Моя преступная связь с искусством (Меклина) - страница 73

Уверенные, загрубевшие от гитарных струн, руки не мешкали, открывая бутылки вина.

Перед тем как пройти к столам с пирогами и сальсой, вновь пришедшие сначала толпились перед столами с одеждой, сожалея, что опоздали. На самом деле, все, что тут лежало, и было основной составляющей материальной стороны жизни «скончавшегося от передоза в шестидесятых годах» гитариста Z.Mannna (так ошибочно сообщала обложка пластинки).

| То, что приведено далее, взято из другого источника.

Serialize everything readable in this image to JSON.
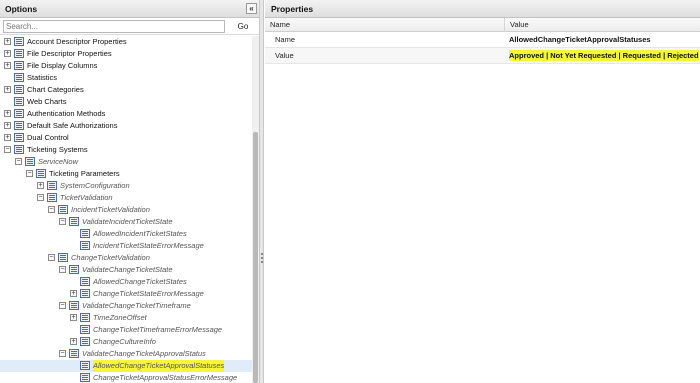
{
  "left_panel": {
    "title": "Options",
    "collapse_glyph": "«",
    "search_placeholder": "Search...",
    "go_label": "Go"
  },
  "tree": [
    {
      "label": "Account Descriptor Properties",
      "toggle": "+",
      "italic": false
    },
    {
      "label": "File Descriptor Properties",
      "toggle": "+",
      "italic": false
    },
    {
      "label": "File Display Columns",
      "toggle": "+",
      "italic": false
    },
    {
      "label": "Statistics",
      "toggle": "",
      "italic": false
    },
    {
      "label": "Chart Categories",
      "toggle": "+",
      "italic": false
    },
    {
      "label": "Web Charts",
      "toggle": "",
      "italic": false
    },
    {
      "label": "Authentication Methods",
      "toggle": "+",
      "italic": false
    },
    {
      "label": "Default Safe Authorizations",
      "toggle": "+",
      "italic": false
    },
    {
      "label": "Dual Control",
      "toggle": "+",
      "italic": false
    },
    {
      "label": "Ticketing Systems",
      "toggle": "−",
      "italic": false
    },
    {
      "label": "ServiceNow",
      "toggle": "−",
      "italic": true
    },
    {
      "label": "Ticketing Parameters",
      "toggle": "−",
      "italic": false
    },
    {
      "label": "SystemConfiguration",
      "toggle": "+",
      "italic": true
    },
    {
      "label": "TicketValidation",
      "toggle": "−",
      "italic": true
    },
    {
      "label": "IncidentTicketValidation",
      "toggle": "−",
      "italic": true
    },
    {
      "label": "ValidateIncidentTicketState",
      "toggle": "−",
      "italic": true
    },
    {
      "label": "AllowedIncidentTicketStates",
      "toggle": "",
      "italic": true
    },
    {
      "label": "IncidentTicketStateErrorMessage",
      "toggle": "",
      "italic": true
    },
    {
      "label": "ChangeTicketValidation",
      "toggle": "−",
      "italic": true
    },
    {
      "label": "ValidateChangeTicketState",
      "toggle": "−",
      "italic": true
    },
    {
      "label": "AllowedChangeTicketStates",
      "toggle": "",
      "italic": true
    },
    {
      "label": "ChangeTicketStateErrorMessage",
      "toggle": "+",
      "italic": true
    },
    {
      "label": "ValidateChangeTicketTimeframe",
      "toggle": "−",
      "italic": true
    },
    {
      "label": "TimeZoneOffset",
      "toggle": "+",
      "italic": true
    },
    {
      "label": "ChangeTicketTimeframeErrorMessage",
      "toggle": "",
      "italic": true
    },
    {
      "label": "ChangeCultureInfo",
      "toggle": "+",
      "italic": true
    },
    {
      "label": "ValidateChangeTicketApprovalStatus",
      "toggle": "−",
      "italic": true
    },
    {
      "label": "AllowedChangeTicketApprovalStatuses",
      "toggle": "",
      "italic": true
    },
    {
      "label": "ChangeTicketApprovalStatusErrorMessage",
      "toggle": "",
      "italic": true
    }
  ],
  "right_panel": {
    "title": "Properties",
    "col_name": "Name",
    "col_value": "Value",
    "rows": [
      {
        "name": "Name",
        "value": "AllowedChangeTicketApprovalStatuses"
      },
      {
        "name": "Value",
        "value": "Approved | Not Yet Requested | Requested | Rejected"
      }
    ]
  },
  "colors": {
    "highlight": "#f7f53a",
    "selected_row": "#e0ecfa",
    "icon_border": "#4a6fa5"
  }
}
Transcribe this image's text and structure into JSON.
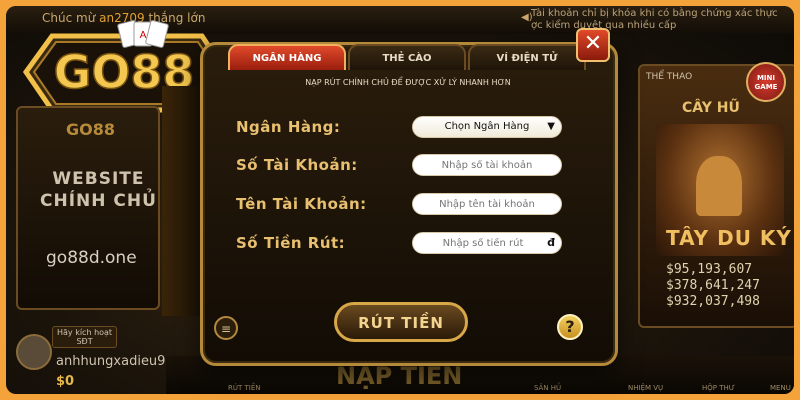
{
  "background": {
    "ticker_prefix": "Chúc mừ",
    "ticker_user": "an2709",
    "ticker_suffix": "thắng lớn",
    "notice_line1": "Tài khoản chỉ bị khóa khi có bằng chứng xác thực",
    "notice_line2": "ợc kiểm duyệt qua nhiều cấp",
    "logo_text": "GO88",
    "left_card_brand": "GO88",
    "left_card_line1": "WEBSITE",
    "left_card_line2": "CHÍNH CHỦ",
    "left_card_domain": "go88d.one",
    "vip_line1": "Hãy kích hoạt",
    "vip_line2": "SĐT",
    "username": "anhhungxadieu9",
    "balance": "$0",
    "right_card_sport": "THỂ THAO",
    "mini_game": "MINI GAME",
    "right_card_title": "CÂY HŨ",
    "right_card_brand": "TÂY DU KÝ",
    "jackpots": [
      "$95,193,607",
      "$378,641,247",
      "$932,037,498"
    ],
    "bottom_center": "NẠP TIỀN",
    "bottom_items": [
      "RÚT TIỀN",
      "SẢN HỦ",
      "NHIỆM VỤ",
      "HỘP THƯ",
      "MENU"
    ]
  },
  "modal": {
    "tabs": [
      {
        "label": "NGÂN HÀNG",
        "active": true
      },
      {
        "label": "THẺ CÀO",
        "active": false
      },
      {
        "label": "VÍ ĐIỆN TỬ",
        "active": false
      }
    ],
    "close_icon": "✕",
    "subtitle": "NẠP RÚT CHÍNH CHỦ ĐỂ ĐƯỢC XỬ LÝ NHANH HƠN",
    "fields": [
      {
        "label": "Ngân Hàng:",
        "type": "select",
        "value": "Chọn Ngân Hàng"
      },
      {
        "label": "Số Tài Khoản:",
        "type": "input",
        "placeholder": "Nhập số tài khoản"
      },
      {
        "label": "Tên Tài Khoản:",
        "type": "input",
        "placeholder": "Nhập tên tài khoản"
      },
      {
        "label": "Số Tiền Rút:",
        "type": "input",
        "placeholder": "Nhập số tiền rút",
        "suffix": "đ"
      }
    ],
    "submit_label": "RÚT TIỀN",
    "help_icon": "?",
    "history_icon": "≡"
  },
  "colors": {
    "accent_gold": "#e8c070",
    "tab_active": "#e04a2a",
    "frame_border": "#f4a23a"
  }
}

Где была духовная сторона, и кто и что там сейчас раскладывал на столе, никто не знал, да и вряд ли задумывался, запихивая в пакеты с кукурузными хлопьями привыкшие брать за горло гитару и музыку руки.

Для двух-трех десятков коллекционеров-ищеек, нюхачей, слухачей и вообще редких и едких эстетов, Z.Mannn умер сразу же после того, как записал два альбома. Для тех, кто играл с ним в группе экзальтированного, с экзотическим чувством юмора, «Шейха Ербути», неприкаянный Z.Mannn с его развинченной манерой держаться на вечеринках и удивительной дисциплиной на сцене, исчез, когда ему поставили диагноз «шизофрения» и одели в смирительную рубашку, — как гитару в футляр. Для преданной ему женщины, до встречи с ним «воскрешавшей» шумерские гимны (записи эти покупали только музеи; людям они были неинтересны), он оставался живым и когда по-настоящему умер, через сорок лет после строчки о собственной смерти.

Его зачали очень легко, в 1942-м, тогда многие мужчины сражались на фронте и женщины начали пополнять слои рабочего класса под лозунгом «все для войны»; в семье уже были дети, но отец хмурился, приходя домой от станка: ему казалось, что жизнь все еще не была полна смысла и обязательно нужен последний толчок. В пять вечера дочери до сих пор не вернулись с продленки, а жена лежала в постели, объяснив свое растрепанное бездействие так: «занемогла, наверно, мигрень». Когда она попыталась накинуть халат, чтобы подогреть суп, он потянул ее обратно в постель; давно потеряв интерес к «пустой трате времени», она протестовала, но у него перед глазами стоял мальчик, который несомненно будет ученым. Все получилось с одного раза и доктор вскорости объявил: «у вас сын». Однако, когда сын сказал, что вместе химика пытается стать музыкантом, отец прекратил с ним общаться.

Сын продолжал играть в группах и даже аккомпанировал Дженис Джоплин, и та угощала его самокрутками с марихуаной, хранившейся в банке из-под майонеза, но слава к нему не пришла. Он выбирался из сумасшедшего дома только на концерт или турнир: хорошо играл в шахматы, но слишком долго раздумывал над каждым ходом, и арбитр засчитывал поражение. Видимо, и после строчки о собственной смерти он долго решал, стоит умирать или нет, и застыл над своей жизнью в течение сорока лет, как шахматист, размышляющий над следующим ходом ладьи или коня.